Other diseases such as familial amyloid polyneuropathy (FAP) which causes polyneuropathy and autonomic dysfunction are being split apart into new types or kinds. The disease is the product of mutations in the transthyretin gene. It was thought to be an autosomal dominant disease with symptomatic onset between 20-40 years of age. However, as genetic testing has improved, it has become clear that FAP's traditional clinical presentation represents a relatively small portion of those with FAP. Many patients with mutations in transthyretin — even mutations commonly seen in traditional FAP patients — do not fit the common clinical presentation. As the mutations begin to be understood, some people that were previously thought to have other polyneuropathies, such as chronic inflammatory demyelinating neuropathy, are now being rediagnosed with newly discovered variants of FAP.

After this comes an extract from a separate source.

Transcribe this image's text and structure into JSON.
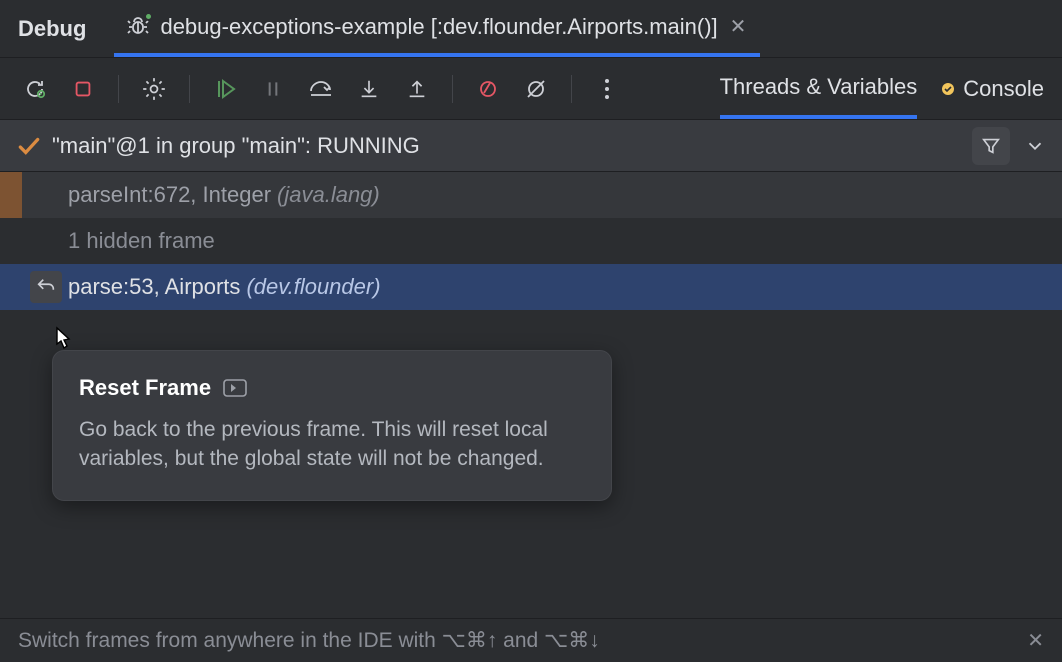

"We are at the start of a major conceptual shift in how we organize the world of disease, and for that matter, health promotion."
Genome-wide association studies are beginning to find many links between diseases not thought to have any connection or association. For example some forms of diabetes, rheumatoid arthritis and thyroid disease may be the products of a small family of genetic mutations.
So why is this shift toward a genetic and molecular diagnostics likely to shake up medicine? One obvious way is that research projects may propose to recruit subjects not according to current standards of disease but on the basis of common genetic mutations or similar errors in biochemical pathways. It won't matter in a future study if subjects in a trial have what today might be termed nicotine addiction or Parkinsonism. If the molecular pathways producing the pathology are the same, then both groups might well wind up in the same trial of a drug.
In addition, what today look like common maladies—pancreatic cancer, severe depression, or acne, for example, could wind up being subdivided into so many highly differentiated versions of these conditions that each must be treated as what we now classify as a rare or ultra-rare disease. Unique biochemical markers or genetic messages may see many diseases broken into a huge number of distinct individual disease entities.
Patients may find that common genetic pathways or multiple effects from a single gene may create new alliances for fund-raising and advocacy. Groups fighting to cure mental and physical illnesses may wind up forgetting about their outward differences in the effort to alter genes or attack common protein markers.
Disease classification appears stable to us—until it isn't. And we are at the start of a major conceptual shift in how we organize the world of disease, and for that matter, health promotion. Classic reductionism, the view that all observable biological phenomena can be explained in terms of underlying chemical and physical principles, may turn out not to be true. But the molecular and genetic revolutions churning through medicine are illustrating that reductionism is going to have an enormous influence on disease classification. That is not a bad thing, but it is something that is going to take a lot to get used to.